- Google's core and non core businesses are likely to improve in Q2.
- Google's profitability is likely to improve in Q2 2014.
- Google is an attractive investment for the long term.
Internet search giant Google (NASDAQ:GOOG) is scheduled to report its earnings for Q2 2014 on 17 July 2014. After Google’s announcement to sell off its Motorola segment to Lenovo during the early part of Q1, expectations from Google’s quarterly earnings were higher. However, the company delivered slightly disappointing numbers pushing the stock lower by about 3.5% on the day after the earnings release. All eyes will be on Google’s numbers this quarter given that the stock has risen by close to 10% since then.
Google missed both revenue and EPS estimates last quarter. The company registered a revenue of $15.42 billion vs estimates of $15.5 billion translating to estimate miss of 0.5%. Google’s EPS came in at $6.27 a share vs estimates of $6.4 a share implying that it missed estimates by 2%.
While the company did miss estimates on both fronts, in absolute terms, its financials weren’t all that disappointing.
Google Q1 2014 Revenue and Profitability
Google’s revenue grew at 19% Year on Year (Y/Y) which isn’t bad given the company’s massive revenue base. Excluding revenue contributions of Motorola in the previous quarters, Google’s revenue has grown at a Compounded Annual Growth Rate of 20.6%, not too much higher than 19%. Further, the revenue miss is lower than $80 million on a forex neutral basis at $30 million.
There is however, one development worth noting. Google’s sequential decline in revenue growth (over Q4 2013) of -1.2% is its first sequential decline recorded since Q1 2010. That said, given the magnitude of the decline, one might not want to read too much into it.
As for profitability, Google recorded operating and net profit margins of 26.7% and 22.4% for Q1 2014. At the end of the quarter, Google’s headcount included Motorola employees, implying that operating margins were not entirely ex-Motorola. Further, legal and M&A expenses pertaining to the Motorola sale also weighed on profit margins.
Google Financial Metrics
Cost Per Click (CPC) declined by 9% Y/Y for the quarter in line with the consistent trend over the last few quarters. CPC is the revenue Google’s earns for clicks on ads served. Again, in line with the trend, Paid Clicks grew at 26% Y/Y.

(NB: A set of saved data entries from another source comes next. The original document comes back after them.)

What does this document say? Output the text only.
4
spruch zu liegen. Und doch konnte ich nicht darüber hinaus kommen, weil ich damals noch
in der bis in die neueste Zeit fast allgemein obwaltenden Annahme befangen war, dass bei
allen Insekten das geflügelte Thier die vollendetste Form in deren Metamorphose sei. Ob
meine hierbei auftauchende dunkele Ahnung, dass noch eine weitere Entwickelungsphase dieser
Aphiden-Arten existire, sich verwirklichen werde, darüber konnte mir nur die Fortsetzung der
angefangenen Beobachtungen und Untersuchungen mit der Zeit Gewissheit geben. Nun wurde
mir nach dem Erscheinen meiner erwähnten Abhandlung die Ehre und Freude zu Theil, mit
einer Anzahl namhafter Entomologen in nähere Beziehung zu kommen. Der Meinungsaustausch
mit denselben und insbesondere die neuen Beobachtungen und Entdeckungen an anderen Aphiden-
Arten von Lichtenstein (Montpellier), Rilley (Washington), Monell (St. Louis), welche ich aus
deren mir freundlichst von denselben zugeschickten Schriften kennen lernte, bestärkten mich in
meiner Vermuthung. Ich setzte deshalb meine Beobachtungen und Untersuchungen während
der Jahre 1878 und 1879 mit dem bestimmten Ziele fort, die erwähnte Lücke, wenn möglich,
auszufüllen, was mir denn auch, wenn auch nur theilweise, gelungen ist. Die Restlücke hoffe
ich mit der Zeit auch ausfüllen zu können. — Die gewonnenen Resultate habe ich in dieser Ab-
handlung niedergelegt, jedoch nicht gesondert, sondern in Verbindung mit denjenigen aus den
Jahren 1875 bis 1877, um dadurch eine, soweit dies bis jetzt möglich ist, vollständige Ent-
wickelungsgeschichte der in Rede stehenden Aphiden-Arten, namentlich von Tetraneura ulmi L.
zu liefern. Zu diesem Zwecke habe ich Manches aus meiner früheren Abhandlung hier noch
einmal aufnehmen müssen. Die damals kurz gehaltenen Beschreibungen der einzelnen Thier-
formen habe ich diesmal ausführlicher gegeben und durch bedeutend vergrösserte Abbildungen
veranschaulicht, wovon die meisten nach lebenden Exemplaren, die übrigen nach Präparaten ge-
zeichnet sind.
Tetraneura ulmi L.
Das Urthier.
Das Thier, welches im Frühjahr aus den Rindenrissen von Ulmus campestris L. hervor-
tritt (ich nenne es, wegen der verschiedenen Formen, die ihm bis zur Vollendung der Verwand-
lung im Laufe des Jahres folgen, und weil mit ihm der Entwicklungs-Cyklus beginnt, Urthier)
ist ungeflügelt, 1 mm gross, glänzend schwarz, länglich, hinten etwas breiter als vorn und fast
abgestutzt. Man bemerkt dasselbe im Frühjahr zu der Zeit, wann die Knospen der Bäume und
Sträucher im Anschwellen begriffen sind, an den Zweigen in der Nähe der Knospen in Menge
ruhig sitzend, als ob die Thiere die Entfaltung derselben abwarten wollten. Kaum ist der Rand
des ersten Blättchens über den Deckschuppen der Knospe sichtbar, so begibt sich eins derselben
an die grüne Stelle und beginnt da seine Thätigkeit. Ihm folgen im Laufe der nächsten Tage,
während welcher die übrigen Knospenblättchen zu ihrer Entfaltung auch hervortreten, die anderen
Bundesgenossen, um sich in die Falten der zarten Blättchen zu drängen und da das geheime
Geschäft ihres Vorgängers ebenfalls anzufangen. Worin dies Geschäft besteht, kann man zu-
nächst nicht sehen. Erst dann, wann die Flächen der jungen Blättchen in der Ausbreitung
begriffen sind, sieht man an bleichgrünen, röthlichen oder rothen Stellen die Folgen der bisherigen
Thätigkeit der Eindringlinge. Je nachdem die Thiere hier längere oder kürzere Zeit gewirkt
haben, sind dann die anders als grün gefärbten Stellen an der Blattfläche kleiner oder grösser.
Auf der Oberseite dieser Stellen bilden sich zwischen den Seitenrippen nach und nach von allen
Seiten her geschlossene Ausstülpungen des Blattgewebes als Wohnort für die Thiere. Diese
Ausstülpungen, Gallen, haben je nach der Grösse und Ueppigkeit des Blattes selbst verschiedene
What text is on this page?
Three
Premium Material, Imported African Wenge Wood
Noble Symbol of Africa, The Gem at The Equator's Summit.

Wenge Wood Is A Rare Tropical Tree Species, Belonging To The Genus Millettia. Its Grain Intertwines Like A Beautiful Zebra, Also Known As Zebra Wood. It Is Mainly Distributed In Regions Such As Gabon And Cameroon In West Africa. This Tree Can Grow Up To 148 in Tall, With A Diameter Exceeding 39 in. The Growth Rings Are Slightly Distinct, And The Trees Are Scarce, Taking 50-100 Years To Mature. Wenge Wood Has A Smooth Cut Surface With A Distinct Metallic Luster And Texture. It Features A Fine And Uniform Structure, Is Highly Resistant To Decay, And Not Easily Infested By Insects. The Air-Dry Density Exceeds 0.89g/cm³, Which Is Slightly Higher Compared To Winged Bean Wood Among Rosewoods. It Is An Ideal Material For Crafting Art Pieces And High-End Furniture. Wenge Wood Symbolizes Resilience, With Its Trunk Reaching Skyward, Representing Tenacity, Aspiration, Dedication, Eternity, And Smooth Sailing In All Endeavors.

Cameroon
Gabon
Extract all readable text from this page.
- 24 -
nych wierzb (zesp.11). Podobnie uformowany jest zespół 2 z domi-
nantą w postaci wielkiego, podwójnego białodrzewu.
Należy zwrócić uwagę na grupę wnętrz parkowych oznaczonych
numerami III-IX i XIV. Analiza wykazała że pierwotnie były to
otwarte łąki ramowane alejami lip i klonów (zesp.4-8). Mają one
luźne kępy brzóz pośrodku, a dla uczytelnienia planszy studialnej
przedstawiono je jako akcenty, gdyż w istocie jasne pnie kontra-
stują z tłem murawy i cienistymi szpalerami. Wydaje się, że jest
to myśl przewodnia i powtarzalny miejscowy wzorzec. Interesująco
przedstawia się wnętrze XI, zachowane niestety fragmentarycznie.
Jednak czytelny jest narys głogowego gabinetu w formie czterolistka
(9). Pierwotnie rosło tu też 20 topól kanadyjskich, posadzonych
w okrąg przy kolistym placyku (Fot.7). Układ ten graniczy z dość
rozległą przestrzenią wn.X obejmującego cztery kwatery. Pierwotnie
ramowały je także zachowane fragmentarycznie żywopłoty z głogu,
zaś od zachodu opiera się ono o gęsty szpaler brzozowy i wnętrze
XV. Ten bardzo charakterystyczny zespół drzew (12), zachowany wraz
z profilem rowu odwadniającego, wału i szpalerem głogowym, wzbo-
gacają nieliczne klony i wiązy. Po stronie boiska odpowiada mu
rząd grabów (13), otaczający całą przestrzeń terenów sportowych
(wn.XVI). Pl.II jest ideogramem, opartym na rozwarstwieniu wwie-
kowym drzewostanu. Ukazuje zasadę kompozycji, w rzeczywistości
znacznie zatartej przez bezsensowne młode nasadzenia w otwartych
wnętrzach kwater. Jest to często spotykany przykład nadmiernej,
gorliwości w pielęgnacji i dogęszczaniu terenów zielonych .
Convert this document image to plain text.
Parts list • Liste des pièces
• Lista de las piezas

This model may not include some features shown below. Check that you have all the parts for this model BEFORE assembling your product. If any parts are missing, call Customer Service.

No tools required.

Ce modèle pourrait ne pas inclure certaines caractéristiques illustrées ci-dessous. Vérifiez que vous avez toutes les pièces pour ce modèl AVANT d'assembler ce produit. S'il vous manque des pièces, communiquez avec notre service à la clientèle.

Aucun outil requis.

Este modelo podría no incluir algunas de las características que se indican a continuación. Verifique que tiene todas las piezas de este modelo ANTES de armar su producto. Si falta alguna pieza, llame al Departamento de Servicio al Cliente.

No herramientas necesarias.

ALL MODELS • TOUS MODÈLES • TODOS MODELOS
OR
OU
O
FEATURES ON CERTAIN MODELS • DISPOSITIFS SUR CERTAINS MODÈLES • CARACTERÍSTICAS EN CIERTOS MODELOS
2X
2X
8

Faster growth in revenue from Google’s own and owned (O&O) sites as opposed to revenue from its network partners reduced Traffic Acquisition Costs (TAC) as a percentage of total ad-revenue. TAC for the quarter declined 1% sequentially and 2% Y/Y to 23% of ad-revenue. Given that Google sites have been generating a bigger share of the ad revenue on an ongoing basis, investors will be hoping that the trend continues.
Google Q2 2014 Analyst Estimates
Analyst estimates peg Google’s revenue for Q2 2014 at $15.62 billion imply a Y/Y growth of 19.2%.
EPS estimates stand at $6.25 a share.
Google Q2 2014 Outlook
Google’s operating profit margin of 27% registered the company’s highest operating margins since the acquisition of Motorola. As the impact of Motorola is completely eliminated, profitability could improve in the coming quarters.
Google’s non-core businesses have been growing at a fast clip. Having registered a growth of 111% in 2013, this segment of Google’s revenue stood at $5 billion. In the coming years, this could become a driver of Google’s overall revenue.
Google recently launched a programmatic video ad buying platform. The platform is expected to boost monetization of video ads for Google. Further, given Google’s stronghold on video viewership with YouTube, the impact if any in Q2 will be interesting to note. Google is also in the middle of expanding other businesses like its shopping express and aspects of Google Play like music, movies, etc.
Google currently trades at $593 a share with a PE ratio of 31. Even Google’s Price to Sales ratio of 6.5 translates to cheaper valuations compared to peers like Yandex and Baidu. Though Baidu and Yandex grow at a faster pace with better profitability, they are relatively more vulnerable to macro-economic and political risks.
Google’s dominance of the internet search industry coupled with its stable growth, profitability and cash flows makes it an attractive investment at its current valuations. Our Google Stock Analysis assigns it a buy rating in line with our long term view of the stock.